Dan Cohen's always-thoughtful Humane Ingenuity recently tackled "The Unresolved Tension Between AI and Learning," providing an accessible entry point for those wrestling with how or when or even why to introduce these tools into their instruction models. Learning, Cohen explains, requires slow and often difficult work, an accretion of skills or knowledge over time that builds a foundation upon which new learning can take place. Citing some scholarship along the way, he suggests the key question for educators is "Are we using AI to enhance learning, or to replace some learning steps that turn out to be essential?"
I respect Cohen's wariness here; in fact, I share it. But I think we -- especially those of us who primarily teach or support introductory general education courses -- ought to be very careful of what we deem evidence of student learning. I work with a lot of composition instructors, and for those who are personally resistant to AI but feel an obligation to engage the tools their students are already using or will likely use soon, the suggestion I'm hearing is: They can use GenAI on the front end to brainstorm ideas or develop an essay plan, but they cannot use it to write their paper.
At first glance, that makes sense. It is a writing course, after all. But I continue to nudge, to suggest, to even perhaps write overly-earnest internet essays on the subject: The ideas are the learning that matters.

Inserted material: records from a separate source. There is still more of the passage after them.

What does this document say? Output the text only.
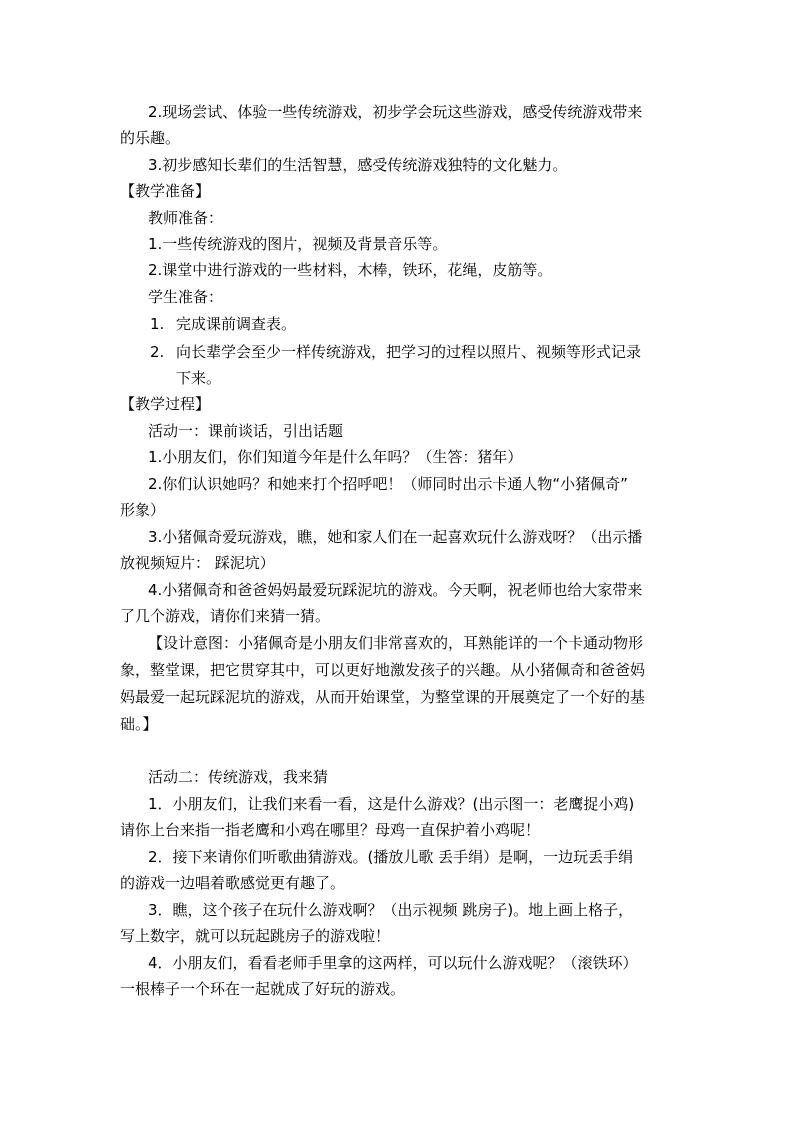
2.现场尝试、体验一些传统游戏，初步学会玩这些游戏，感受传统游戏带来
的乐趣。
3.初步感知长辈们的生活智慧，感受传统游戏独特的文化魅力。
【教学准备】
教师准备：
1.一些传统游戏的图片，视频及背景音乐等。
2.课堂中进行游戏的一些材料，木棒，铁环，花绳，皮筋等。
学生准备：
1. 完成课前调查表。
2. 向长辈学会至少一样传统游戏，把学习的过程以照片、视频等形式记录
下来。
【教学过程】
活动一：课前谈话，引出话题
1.小朋友们，你们知道今年是什么年吗？（生答：猪年）
2.你们认识她吗？和她来打个招呼吧！（师同时出示卡通人物“小猪佩奇”
形象）
3.小猪佩奇爱玩游戏，瞧，她和家人们在一起喜欢玩什么游戏呀？（出示播
放视频短片： 踩泥坑）
4.小猪佩奇和爸爸妈妈最爱玩踩泥坑的游戏。今天啊，祝老师也给大家带来
了几个游戏，请你们来猜一猜。
【设计意图：小猪佩奇是小朋友们非常喜欢的，耳熟能详的一个卡通动物形
象，整堂课，把它贯穿其中，可以更好地激发孩子的兴趣。从小猪佩奇和爸爸妈
妈最爱一起玩踩泥坑的游戏，从而开始课堂，为整堂课的开展奠定了一个好的基
础。】
活动二：传统游戏，我来猜
1．小朋友们，让我们来看一看，这是什么游戏？(出示图一：老鹰捉小鸡)
请你上台来指一指老鹰和小鸡在哪里？母鸡一直保护着小鸡呢！
2．接下来请你们听歌曲猜游戏。(播放儿歌 丢手绢）是啊，一边玩丢手绢
的游戏一边唱着歌感觉更有趣了。
3．瞧，这个孩子在玩什么游戏啊？（出示视频 跳房子)。地上画上格子，
写上数字，就可以玩起跳房子的游戏啦！
4．小朋友们，看看老师手里拿的这两样，可以玩什么游戏呢？（滚铁环）
一根棒子一个环在一起就成了好玩的游戏。
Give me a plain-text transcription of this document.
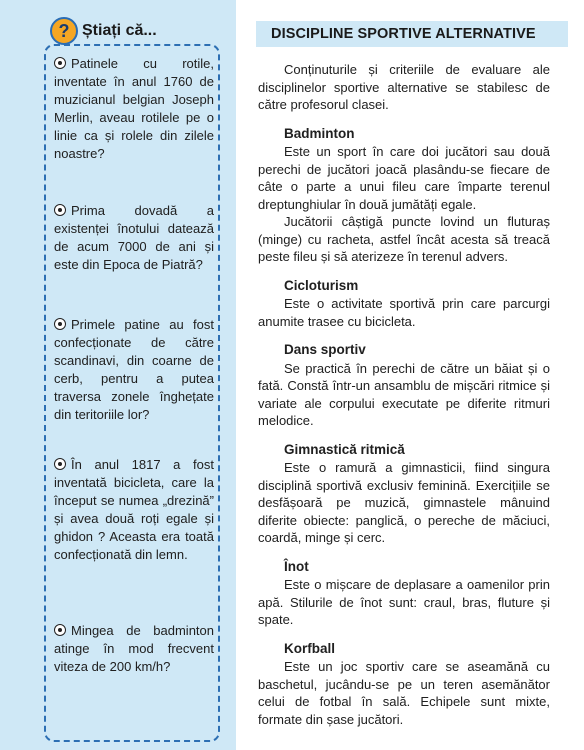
? Știați că...
Patinele cu rotile, inventate în anul 1760 de muzicianul belgian Joseph Merlin, aveau rotilele pe o linie ca și rolele din zilele noastre?
Prima dovadă a existenței înotului datează de acum 7000 de ani și este din Epoca de Piatră?
Primele patine au fost confecționate de către scandinavi, din coarne de cerb, pentru a putea traversa zonele înghețate din teritoriile lor?
În anul 1817 a fost inventată bicicleta, care la început se numea „drezină” și avea două roți egale și ghidon ? Aceasta era toată confecționată din lemn.
Mingea de badminton atinge în mod frecvent viteza de 200 km/h?
DISCIPLINE SPORTIVE ALTERNATIVE

Conținuturile și criteriile de evaluare ale disciplinelor sportive alternative se stabilesc de către profesorul clasei.

Badminton

Este un sport în care doi jucători sau două perechi de jucători joacă plasându-se fiecare de câte o parte a unui fileu care împarte terenul dreptunghiular în două jumătăți egale.

Jucătorii câștigă puncte lovind un fluturaș (minge) cu racheta, astfel încât acesta să treacă peste fileu și să aterizeze în terenul advers.

Cicloturism

Este o activitate sportivă prin care parcurgi anumite trasee cu bicicleta.

Dans sportiv

Se practică în perechi de către un băiat și o fată. Constă într-un ansamblu de mișcări ritmice și variate ale corpului executate pe diferite ritmuri melodice.

Gimnastică ritmică

Este o ramură a gimnasticii, fiind singura disciplină sportivă exclusiv feminină. Exercițiile se desfășoară pe muzică, gimnastele mânuind diferite obiecte: panglică, o pereche de măciuci, coardă, minge și cerc.

Înot

Este o mișcare de deplasare a oamenilor prin apă. Stilurile de înot sunt: craul, bras, fluture și spate.

Korfball

Este un joc sportiv care se aseamănă cu baschetul, jucându-se pe un teren asemănător celui de fotbal în sală. Echipele sunt mixte, formate din șase jucători.
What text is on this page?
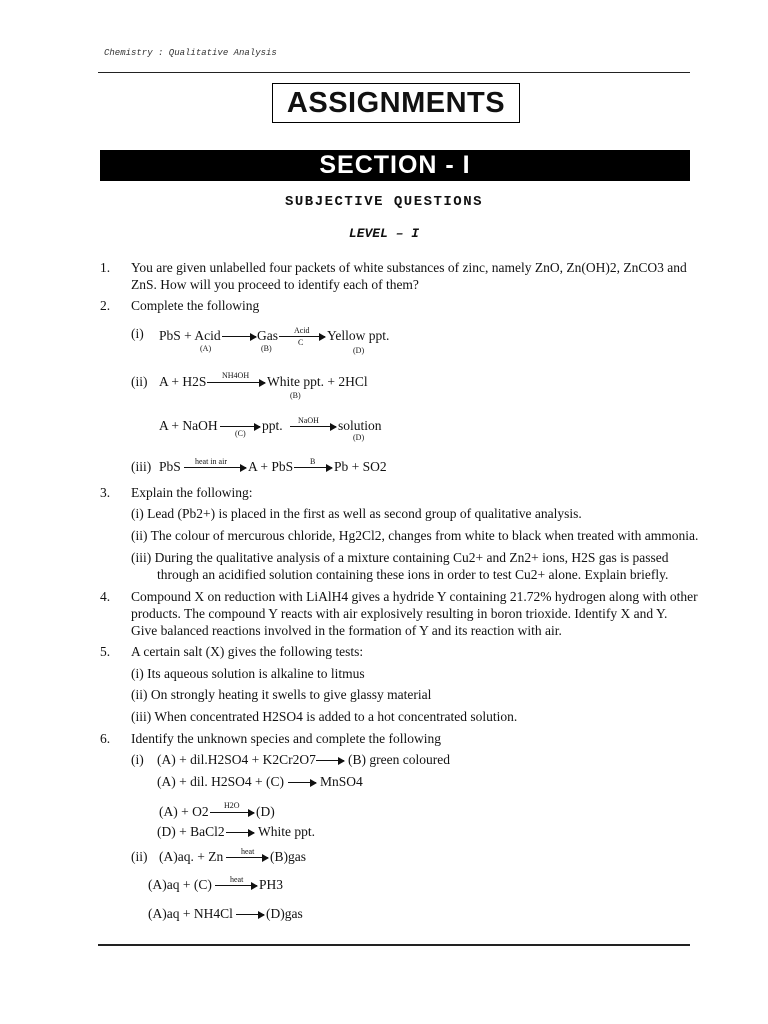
Chemistry : Qualitative Analysis
ASSIGNMENTS
SECTION - I
SUBJECTIVE QUESTIONS
LEVEL – I
1. You are given unlabelled four packets of white substances of zinc, namely ZnO, Zn(OH)2, ZnCO3 and
ZnS. How will you proceed to identify each of them?
2. Complete the following
(i) PbS + Acid
(A)
→ Gas
(B)
Acid
C Yellow ppt.
(D)
(ii) A + H2S NH4OH → White ppt. + 2HCl
(B)
A + NaOH →
(C)
ppt. NaOH → solution
(D)
(iii) PbS heat in air → A + PbS B → Pb + SO2
3. Explain the following:
(i) Lead (Pb2+) is placed in the first as well as second group of qualitative analysis.
(ii) The colour of mercurous chloride, Hg2Cl2, changes from white to black when treated with ammonia.
(iii) During the qualitative analysis of a mixture containing Cu2+ and Zn2+ ions, H2S gas is passed
through an acidified solution containing these ions in order to test Cu2+ alone. Explain briefly.
4. Compound X on reduction with LiAlH4 gives a hydride Y containing 21.72% hydrogen along with other
products. The compound Y reacts with air explosively resulting in boron trioxide. Identify X and Y.
Give balanced reactions involved in the formation of Y and its reaction with air.
5. A certain salt (X) gives the following tests:
(i) Its aqueous solution is alkaline to litmus
(ii) On strongly heating it swells to give glassy material
(iii) When concentrated H2SO4 is added to a hot concentrated solution.
6. Identify the unknown species and complete the following
(i) (A) + dil.H2SO4 + K2Cr2O7 → (B) green coloured
(A) + dil. H2SO4 + (C) → MnSO4
(A) + O2 H2O → (D)
(D) + BaCl2 → White ppt.
(ii) (A)aq. + Zn heat → (B)gas
(A)aq + (C) heat → PH3
(A)aq + NH4Cl → (D)gas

Certainly, there are students who need to hone their academic writing skills because the work they hope to pursue (which may or may not be a traditional "job," in my opinion) will demand they be able to write -- the actual creation of the sentences and paragraphs and pages that amount to written work. But for most students enrolled in Composition courses, the class is a General Education requirement, a thing we've decided all college educated people need and a thing they need to get out of the way to allow them to advance to the work they actually want to do.
This is important. I attended a presentation this week on the still-substantial gap between the earning potential of a student who graduates from one of our programs and a student who does not. Our data show that a huge number of our graduates are able to earn a living wage within 5 years of completing their program. That's not wealth, of course, but it's significantly better than the data on those who start but do not complete a program here. For this reason (among others), we talk a lot about Student Success. We can see the difference it makes just for students to graduate. It can mean so much.
The faculty I work with are so dedicated -- both to their disciplines and to their students. Community colleges seem to attract those who value education in both the abstract (student learning) and the practical (student success). They resist any efforts to "dumb-down" their courses and make every effort to help students achieve. It is a beautiful and admirable combination.
In a previous essay, I argued that when it comes to evading the pressures around AI, focusing on student voice is critical. While some might read that as support for allowing AI on the front end and prohibiting it on the back, I am doubling-down:
Writing is thinking, and without practice, students will struggle to identify, articulate, and trust their own ideas -- they won't recognize their own voice. We will still have emails and reports and slide presentations, but students won't see themselves in what they create.
If we outsource the thinking to AI, the papers may see some improvement, but the students will not be fully present in them. What if, instead, we flip that equation?
What if we work with them on developing ideas, having opinions, creating structures, formulating arguments, and then ask AI to write the paper? What would we lose? Anecdotal evidence is everywhere for the overall improvement instructors are seeing in student written work, undoubtedly the result of using such tools. These results, then, are not unlike what researchers found (cited in the Cohen piece) in a study looking at AI use in the lab of professional researchers. The study showed that researchers performed their work faster and often better using the AI tool (though with markedly less satisfaction in their work), but there was a significant gap between early professionals and those who had been in the field some time. Cohen connects the dots:
The combination of the AI autocompletion of scientific processes and lab automation holds the potential to greatly shorten the distance between a scientific hypothesis and experimental confirmation. In this wonderful world of accelerated science, however, the middle steps formerly tackled by early stage scientists — tomorrow’s future conjurers of breakthroughs — are erased.
In the same way, early stage students (those in their first few years of college) should not erase those middle steps of reading, thinking, generating and organizing ideas. Those are the skills we need them to have.
So, back to the seed of this essay, found in the title. What's more important: Student Success or Student Learning? I, like Cohen, believe deeply in the value of learning. I agree with his assertion that "Process over time leads to expertise." But I find myself questioning which processes our students need more time with, which skills or habits I most hope they will continue developing once they leave our campus. For me, thinking is the process we cannot skip.
I think I'd rather one of our graduates have well-examined and exciting ideas than for them to be able to write a grammatically and mechanically-correct 5-page paper. I think I'd rather they graduate trusting their voice than not graduate because they weren't allowed to use AI to write an essay. If in 15 years, we all feel silly for having questioned the use of AI writing tools, I'd rather have young professionals who can think than those with no ideas but an ability to write. I think.
This conclusion isn't one, not really. The ideas I'm playing with here are not proclamations; they are merely ruminations, something I will continue to chew on. Thoughts? Ideas? I welcome them.